Oslo
Aug 2 2011
I’ve been to Oslo on five occasions. I have had good times there, and made good friends in a city that isn’t just geographically close to my home town, Glasgow, but close in climate and temper. We are northern Europeans, used to long winters and short, wet summers. We dress warm, and embrace the sun as if our lives depended on it. We drink a lot of alcohol, even if the Norwegians adopted a sternly controlling approach to regulation a long time ago, making a pint in an Oslo bar one of the most expensive you’ll ever buy.
So I felt for Oslo in its bewildered anguish, more than I might have done had the killer done his dirty work in another European or Asian or American city. I worried about my friends, and their children, and the children of their friends whom I’ve never met but have heard talk of and can imagine.
I felt anger, and wished Breivik had been executed where he stood, thwarting his narcissistic plan for celebrity. I still do. Instead, the Norwegian police and people must listen to his obscene self-justifications for as long as he lives, which could be a long, long time. In 21 years he might even walk free, ‘rehabilitated’. No. They should have shot him, there and then, if he hadn’t the courage to shoot himself.
Fifteen years ago, as I was taking a class in media studies at the university of Stirling, central Scotland, three miles up the road, in a small town called Dunblane, a man called Thomas Hamilton was meticulously, remorselessly, shooting dead a class of young schoolchildren and their teacher.
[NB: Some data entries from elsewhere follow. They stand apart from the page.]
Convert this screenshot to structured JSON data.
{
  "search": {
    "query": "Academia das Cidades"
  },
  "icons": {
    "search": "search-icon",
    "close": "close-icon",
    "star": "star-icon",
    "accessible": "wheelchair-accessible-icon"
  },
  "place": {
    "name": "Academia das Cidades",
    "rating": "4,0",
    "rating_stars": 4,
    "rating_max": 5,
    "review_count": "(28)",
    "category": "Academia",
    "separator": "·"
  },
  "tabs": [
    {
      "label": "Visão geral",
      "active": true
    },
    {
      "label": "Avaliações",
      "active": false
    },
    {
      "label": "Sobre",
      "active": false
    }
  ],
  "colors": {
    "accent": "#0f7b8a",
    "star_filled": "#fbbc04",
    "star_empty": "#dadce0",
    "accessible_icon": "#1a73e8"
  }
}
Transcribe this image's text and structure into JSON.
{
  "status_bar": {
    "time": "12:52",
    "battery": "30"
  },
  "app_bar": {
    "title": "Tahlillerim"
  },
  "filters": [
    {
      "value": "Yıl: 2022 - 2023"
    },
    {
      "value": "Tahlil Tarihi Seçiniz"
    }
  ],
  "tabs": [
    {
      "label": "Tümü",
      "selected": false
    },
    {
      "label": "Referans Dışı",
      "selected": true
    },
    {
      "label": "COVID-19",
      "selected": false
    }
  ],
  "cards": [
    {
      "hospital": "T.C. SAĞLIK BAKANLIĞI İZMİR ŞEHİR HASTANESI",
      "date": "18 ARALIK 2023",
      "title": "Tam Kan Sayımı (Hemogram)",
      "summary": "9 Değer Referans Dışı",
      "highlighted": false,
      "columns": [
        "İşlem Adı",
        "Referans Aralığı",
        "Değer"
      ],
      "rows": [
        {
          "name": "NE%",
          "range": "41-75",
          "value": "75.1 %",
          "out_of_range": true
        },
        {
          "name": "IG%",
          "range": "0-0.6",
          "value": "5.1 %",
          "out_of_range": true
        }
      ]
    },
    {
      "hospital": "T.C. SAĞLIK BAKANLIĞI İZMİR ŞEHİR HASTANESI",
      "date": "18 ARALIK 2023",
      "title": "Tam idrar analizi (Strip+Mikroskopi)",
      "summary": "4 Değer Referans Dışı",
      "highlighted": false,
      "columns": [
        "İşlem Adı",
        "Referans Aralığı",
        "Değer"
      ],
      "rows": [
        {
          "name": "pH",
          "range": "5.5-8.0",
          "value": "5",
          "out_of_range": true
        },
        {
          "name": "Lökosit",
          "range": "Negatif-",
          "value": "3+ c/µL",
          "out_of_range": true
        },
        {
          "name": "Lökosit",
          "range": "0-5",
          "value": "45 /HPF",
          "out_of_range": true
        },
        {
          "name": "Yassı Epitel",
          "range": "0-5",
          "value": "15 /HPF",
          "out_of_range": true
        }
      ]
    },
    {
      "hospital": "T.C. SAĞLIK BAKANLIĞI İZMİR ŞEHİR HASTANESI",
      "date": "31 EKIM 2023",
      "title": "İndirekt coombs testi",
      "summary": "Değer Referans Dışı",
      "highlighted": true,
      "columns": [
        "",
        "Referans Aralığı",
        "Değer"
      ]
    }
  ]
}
Seventeen of them died that morning, as we staff and students went about our business, only gradually becoming aware of something terrible happening up the road. He shot himself at the end of the massacre. He was a thwarted paedophile, who hated the parents of the children whose young lives he snuffed out.
In 1995 Timothy McVeigh killed 168 people in Oklahoma City. He was an extreme right-winger, like Breivik. Like Breivik, he chose not to die at his own hands, at the scene of his crime, but was executed in prison.
The sad truth is, there are bad people in the world, and there always have been. Breivik’s crimes have nothing to do with terrorism, or Norwegian values, or politics, or anything he might have seen or read in the media. What he did was what Hamilton and McVeigh did – pick on innocent victims to sate some inner lack, some perceived grievance against poor old Anders Behring Breivik. Independent women; assertive muslims; ‘cultural marxists’ – these were just the catalyst for a pathetic human being who, when armed with a plan and a gun and a bomb, was able to take the lives of 76 others. It was appalling in its scale, and there should be an investigation into how it was so easy for him to execute his plan, but there is no cause for soul searching in Norway, and no need for scapegoats and witch-hunts. In times of crisis and catastrophe we look for people to blame, but the Norwegians are blameless. They were unlucky, and it was no-one’s fault in that peaceful, quiet little country, except the killer’s.